Data and Sampling

If you’ve never coded before (or even if you have), type "Your Name" in the interactive R chunk below and run it by hitting crtl+Enter or cmd+Enter for MAC users.

This is the first of a series of interactive tutorials you’ll use to engage content from introductory statistics. This tutorial covers an introduction to data, including some background on experimental design and data collection.

An Introduction to Data

In this tutorial you’ll encounter two datasets – one concerning real estate from King County, WA (houses) and another containing prices and attributes of almost 54,000 diamonds (diamonds). A few rows of the houses data is shown below in a convenient form where the rows of data represent records (sometimes called observations), and the columns represent variables (sometimes called features). We’ll see later in our course that such data is called tidy.

You can see the first six rows of the dataset above. A simplified data dictionary (a map of column names and explanations) appears below.

  • id provides the property identification number.
  • month gives the month that the property was listed for sale.
  • price is the listing price of the property in US dollars ($).
  • sqft_living gives the finished square footage of the home.
  • sqft_lot gives the square footage of the property (land).
  • waterfront indicates whether the property is waterfront.
  • exterior provides a description of the exterior covering of the home.

Variable Types

In this section, we will delve deeper into the categorization of variables as numerical and categorical. This is an important step, as the type of variable helps us determine what summary statistics to calculate, what type of visualizations to make, and what statistical method will be appropriate to answer the research questions we’re exploring.

There are two types of variables: numerical and categorical.

  • Numerical, in other words, quantitative, variables take on numerical values. It is sensible to add, subtract, take averages, and so on, with these values.

  • Categorical, or qualitative, variables, take on a limited number of distinct categories. These categories can be identified with numbers, for example, it is customary to see likert variables (strongly agree to strongly disagree) coded as 1 through 5, but it wouldn’t be sensible to do arithmetic operations with these values. They are merely placeholders for the levels of the categorical variable.

Numerical data

Numerical variables can be further categorized as continuous or discrete.

  • Continuous numerical variables are usually measured, such as height. These variables can take on an infinite number of values within a given range.

  • Discrete numerical variables are those that take on one of a specific set of numeric values where we are able to count or enumerate all of the possibilities. One example of a discrete variable is number of pets in a household. In general, count data are an example of discrete variables.

When determining whether a numerical variable is continuous or discrete, it is important to think about the nature of the variable and not just the observed value, as rounding of continuous variables can make them appear to be discrete. For example, height is a continuous variable, however we tend to report our height rounded to the nearest unit of measure, like inches or centimeters.

Categorical data

Categorical variables that have ordered levels are called ordinal.

Think about a survey question where you’re asked how satisfied you are with the customer service you received and the options are very unsatisfied, unsatisfied, neutral, satisfied, and very satisfied. These levels have an inherent ordering, hence the variable would be called ordinal.

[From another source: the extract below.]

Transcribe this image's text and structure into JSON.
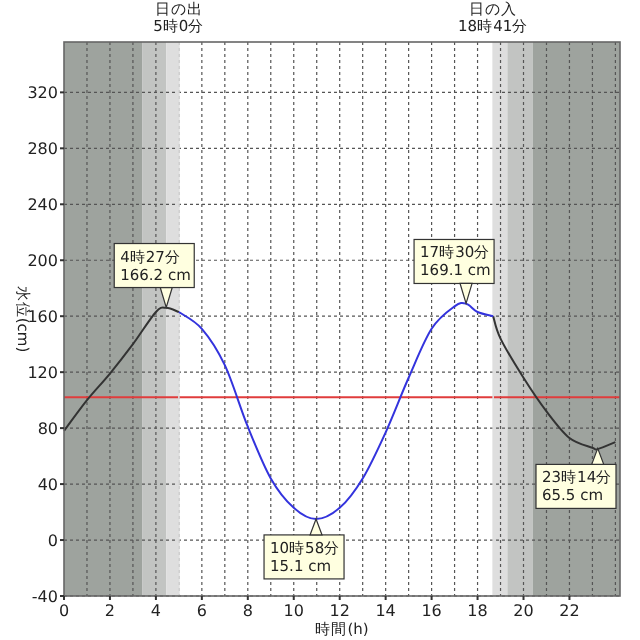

If the levels of a categorical variable do not have an inherent ordering to them, then the variable is simply called categorical. For example, do you consume caffeine or not?

Answer the following using your knowledge of the dataset and variable types.

Quiz

The levels of a variable are the different (unique) values that the variable takes on. For example, a dataset on students might include a variable called ClassYear with the levels Freshman, Sophomore, Junior, Senior. Numerical variables also have levels – usually there are lots of levels corresponding to a numerical variable, but if there are too few, we may be better off considering the corresponding variable to be categorical. For example, if we had a dataset that included a Year variable, but the only observed levels in the dataset are 2008 and 2017, we may be better off thinking about Year as a categorical variable than as a numerical one.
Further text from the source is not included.